Two executions of a spot for the MX-5 from independent Doner, Newport Beach, Calif., will be aimed at male drivers—an attempt to reverse gears on what Mazda acknowledges was a dramatic skew toward women since the Miata’s introduction in 1989.

“The Japanese thought [it] was about oneness between horse and rider,” said vp of marketing Don Romano at Mazda’s Irvine, Calif., headquarters, “which we translated to ‘Be the car.'” The spots will emphasize the more aggressive body styling, “deliberately targeting a younger male to broaden our reach,” he added.

The spot shows a young man admiring his MX-5, then being transported behind the wheel and speeding to the sound of an accelerated heartbeat, until he reaches a stop sign. “A woman walks by who should make his heart race,” said Romano, “but his heartbeat decelerates because she’s blocking his view of the stoplight change.”

The “Be the car” tagline will carry into print and Web. Working with NBC as it also did for Mazda5, the carmaker will use “promercials,” product placement in promos for Surface and Vegas, not in the shows themselves.

Despite risks that the automaker acknowledges, the launch of the Mazda5—already popular in Europe, but so far unseen in the U.S.—will bypass TV in the U.S. and rely on event-marketing alliances and Web entanglements, such as Quiksilver surfing contests and painted-and-wrapped vehicles; AND1 street ball tournaments; American Baby magazine photo contests; and Daily Candy e-blasts written in the female-oriented site’s style. Doner TV work produced in anticipation of the launch will only run in Canada for now, Romano said. The tagline for the Mazda5 plays off its odd size, between station wagon and SUV: “It’s right where everything else isn’t.”

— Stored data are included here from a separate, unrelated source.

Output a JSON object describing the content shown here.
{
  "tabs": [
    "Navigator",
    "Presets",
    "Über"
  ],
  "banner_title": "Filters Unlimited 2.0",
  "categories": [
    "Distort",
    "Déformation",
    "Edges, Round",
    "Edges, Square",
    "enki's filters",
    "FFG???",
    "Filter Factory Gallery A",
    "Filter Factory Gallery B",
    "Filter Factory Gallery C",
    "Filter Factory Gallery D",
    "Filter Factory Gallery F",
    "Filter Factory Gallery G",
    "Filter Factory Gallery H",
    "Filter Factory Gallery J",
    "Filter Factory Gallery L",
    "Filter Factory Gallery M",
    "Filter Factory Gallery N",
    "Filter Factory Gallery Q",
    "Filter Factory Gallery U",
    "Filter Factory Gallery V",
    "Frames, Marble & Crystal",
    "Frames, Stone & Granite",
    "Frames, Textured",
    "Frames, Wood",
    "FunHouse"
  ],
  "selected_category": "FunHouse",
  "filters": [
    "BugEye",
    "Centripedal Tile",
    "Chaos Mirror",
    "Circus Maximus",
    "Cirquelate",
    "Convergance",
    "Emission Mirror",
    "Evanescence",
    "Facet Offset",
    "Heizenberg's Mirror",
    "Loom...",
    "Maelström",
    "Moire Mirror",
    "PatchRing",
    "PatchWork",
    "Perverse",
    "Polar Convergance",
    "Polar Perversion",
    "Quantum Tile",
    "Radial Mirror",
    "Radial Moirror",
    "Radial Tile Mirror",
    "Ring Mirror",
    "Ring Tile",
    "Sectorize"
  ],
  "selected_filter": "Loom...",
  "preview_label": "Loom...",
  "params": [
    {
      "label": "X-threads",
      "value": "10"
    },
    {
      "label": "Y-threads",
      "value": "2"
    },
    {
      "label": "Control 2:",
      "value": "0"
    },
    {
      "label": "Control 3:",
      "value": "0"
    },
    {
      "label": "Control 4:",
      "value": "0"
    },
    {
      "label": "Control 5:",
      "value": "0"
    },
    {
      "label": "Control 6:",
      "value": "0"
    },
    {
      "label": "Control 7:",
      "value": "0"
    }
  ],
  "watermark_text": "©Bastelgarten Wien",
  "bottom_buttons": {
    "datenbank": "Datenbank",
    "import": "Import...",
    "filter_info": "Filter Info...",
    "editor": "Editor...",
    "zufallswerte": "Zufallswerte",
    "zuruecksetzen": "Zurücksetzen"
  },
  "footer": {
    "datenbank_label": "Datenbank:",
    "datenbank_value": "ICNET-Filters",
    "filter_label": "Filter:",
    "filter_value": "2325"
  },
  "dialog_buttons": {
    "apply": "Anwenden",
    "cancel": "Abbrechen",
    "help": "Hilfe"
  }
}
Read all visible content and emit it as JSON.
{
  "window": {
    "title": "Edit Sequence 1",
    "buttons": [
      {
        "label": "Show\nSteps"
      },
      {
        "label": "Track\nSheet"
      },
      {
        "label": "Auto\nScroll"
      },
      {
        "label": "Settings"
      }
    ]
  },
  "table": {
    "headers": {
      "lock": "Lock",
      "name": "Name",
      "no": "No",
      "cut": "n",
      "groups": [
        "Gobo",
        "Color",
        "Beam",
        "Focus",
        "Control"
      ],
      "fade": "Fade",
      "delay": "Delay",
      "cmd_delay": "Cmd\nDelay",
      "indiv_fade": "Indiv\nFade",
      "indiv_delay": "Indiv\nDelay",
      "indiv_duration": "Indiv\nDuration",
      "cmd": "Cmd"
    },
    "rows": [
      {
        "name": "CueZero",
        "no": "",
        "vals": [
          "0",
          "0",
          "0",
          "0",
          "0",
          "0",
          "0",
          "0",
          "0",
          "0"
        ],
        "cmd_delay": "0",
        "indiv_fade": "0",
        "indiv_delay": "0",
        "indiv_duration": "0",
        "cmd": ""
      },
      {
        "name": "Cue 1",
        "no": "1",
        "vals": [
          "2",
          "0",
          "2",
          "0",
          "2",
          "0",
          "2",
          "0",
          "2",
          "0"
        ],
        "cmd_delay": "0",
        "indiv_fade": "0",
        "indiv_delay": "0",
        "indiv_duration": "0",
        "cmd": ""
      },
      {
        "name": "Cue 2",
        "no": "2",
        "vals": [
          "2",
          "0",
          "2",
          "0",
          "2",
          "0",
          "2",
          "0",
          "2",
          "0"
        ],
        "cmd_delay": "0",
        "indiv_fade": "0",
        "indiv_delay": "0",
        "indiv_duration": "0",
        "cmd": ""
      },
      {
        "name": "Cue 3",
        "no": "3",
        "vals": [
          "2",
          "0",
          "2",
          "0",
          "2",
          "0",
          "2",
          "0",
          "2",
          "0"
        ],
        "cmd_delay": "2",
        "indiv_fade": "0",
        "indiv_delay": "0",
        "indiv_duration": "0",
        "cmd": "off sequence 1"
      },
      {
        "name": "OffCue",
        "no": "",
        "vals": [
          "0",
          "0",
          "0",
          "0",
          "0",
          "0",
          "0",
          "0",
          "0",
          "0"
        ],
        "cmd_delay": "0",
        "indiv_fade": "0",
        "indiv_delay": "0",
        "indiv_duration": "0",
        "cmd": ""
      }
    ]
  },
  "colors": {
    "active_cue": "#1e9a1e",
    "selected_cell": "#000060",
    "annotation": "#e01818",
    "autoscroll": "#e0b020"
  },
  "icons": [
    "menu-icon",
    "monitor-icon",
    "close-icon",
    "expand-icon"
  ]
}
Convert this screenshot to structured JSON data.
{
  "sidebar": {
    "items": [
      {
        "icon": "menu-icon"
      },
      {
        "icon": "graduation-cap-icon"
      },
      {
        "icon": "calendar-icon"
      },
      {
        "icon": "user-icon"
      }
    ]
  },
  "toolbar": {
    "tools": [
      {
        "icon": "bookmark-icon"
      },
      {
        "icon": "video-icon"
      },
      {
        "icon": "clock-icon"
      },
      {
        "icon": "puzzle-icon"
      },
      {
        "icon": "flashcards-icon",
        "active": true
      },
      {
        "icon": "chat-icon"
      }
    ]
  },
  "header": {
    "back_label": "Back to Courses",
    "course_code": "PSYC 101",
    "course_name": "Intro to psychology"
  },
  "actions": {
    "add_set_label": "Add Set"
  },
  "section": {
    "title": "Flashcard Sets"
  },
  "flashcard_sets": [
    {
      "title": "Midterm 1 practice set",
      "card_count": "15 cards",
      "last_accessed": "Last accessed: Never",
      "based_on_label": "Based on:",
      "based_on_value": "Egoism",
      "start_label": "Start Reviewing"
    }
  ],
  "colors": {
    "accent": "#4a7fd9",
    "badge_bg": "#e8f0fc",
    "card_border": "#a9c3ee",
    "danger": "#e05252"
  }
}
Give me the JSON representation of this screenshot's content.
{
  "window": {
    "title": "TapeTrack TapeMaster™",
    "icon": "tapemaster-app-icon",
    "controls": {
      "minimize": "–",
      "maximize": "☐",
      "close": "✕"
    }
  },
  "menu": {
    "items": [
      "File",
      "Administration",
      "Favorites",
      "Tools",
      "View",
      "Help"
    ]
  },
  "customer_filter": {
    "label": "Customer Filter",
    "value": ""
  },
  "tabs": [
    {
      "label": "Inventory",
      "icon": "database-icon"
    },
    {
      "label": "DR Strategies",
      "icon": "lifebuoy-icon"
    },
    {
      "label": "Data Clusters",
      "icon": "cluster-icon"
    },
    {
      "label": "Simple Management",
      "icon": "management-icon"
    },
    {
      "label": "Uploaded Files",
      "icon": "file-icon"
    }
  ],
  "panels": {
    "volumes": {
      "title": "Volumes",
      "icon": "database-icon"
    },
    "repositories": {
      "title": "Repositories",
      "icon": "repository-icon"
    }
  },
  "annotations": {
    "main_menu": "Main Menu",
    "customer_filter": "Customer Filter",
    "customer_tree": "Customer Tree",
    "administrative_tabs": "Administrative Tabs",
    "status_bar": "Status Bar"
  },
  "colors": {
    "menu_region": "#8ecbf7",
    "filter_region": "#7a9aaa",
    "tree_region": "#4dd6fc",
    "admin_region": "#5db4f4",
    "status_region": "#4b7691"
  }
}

One auto analyst thinks, as a fuel-efficient car, the timing of Mazda5’s release is ideal, but the strategy is risky. “If you never heard that Isuzu launched the Ascender or the Axiom, then you know the perils of launching without TV ads,” said Todd Turner, Car Concepts, Thousand Oaks, Calif. “In this case, launching without TV is a mistake. It is going to be one of the better-kept secrets of the launch year.”

But Romano said avoiding the compression of spots overcomes challenges of “entering a segment that doesn’t exist. … We’re taking the alternative marketing approach because we couldn’t tell the story in 30 seconds with the right takeaway. We designed a plan to let the personality incubate without the pressure of overachieving sales numbers.”

He added that sales of the first Mazda5 model indicate they will sell all they can now import, moving from 5,000 to 6,000 vehicles in 2005. He wouldn’t say how many Mazda5’s the company hopes to sell next year.

“A slow rollout is nice if it’s consistent, intentional and building on sales,” said Turner. “The risk for Mazda is that it becomes like the [Mazda] MVP, and sales never build up.”

Car Concepts tracks Mazda as down 3 percent for the year through July, with unit sales of nearly 160,000. Mazda spent $115 million on advertising through June 2005, $50 million on Mazda6 alone, per Nielsen Monitor-Plus. Spending on the Mazda5 launch and the performance version of the Mazda6 was undisclosed.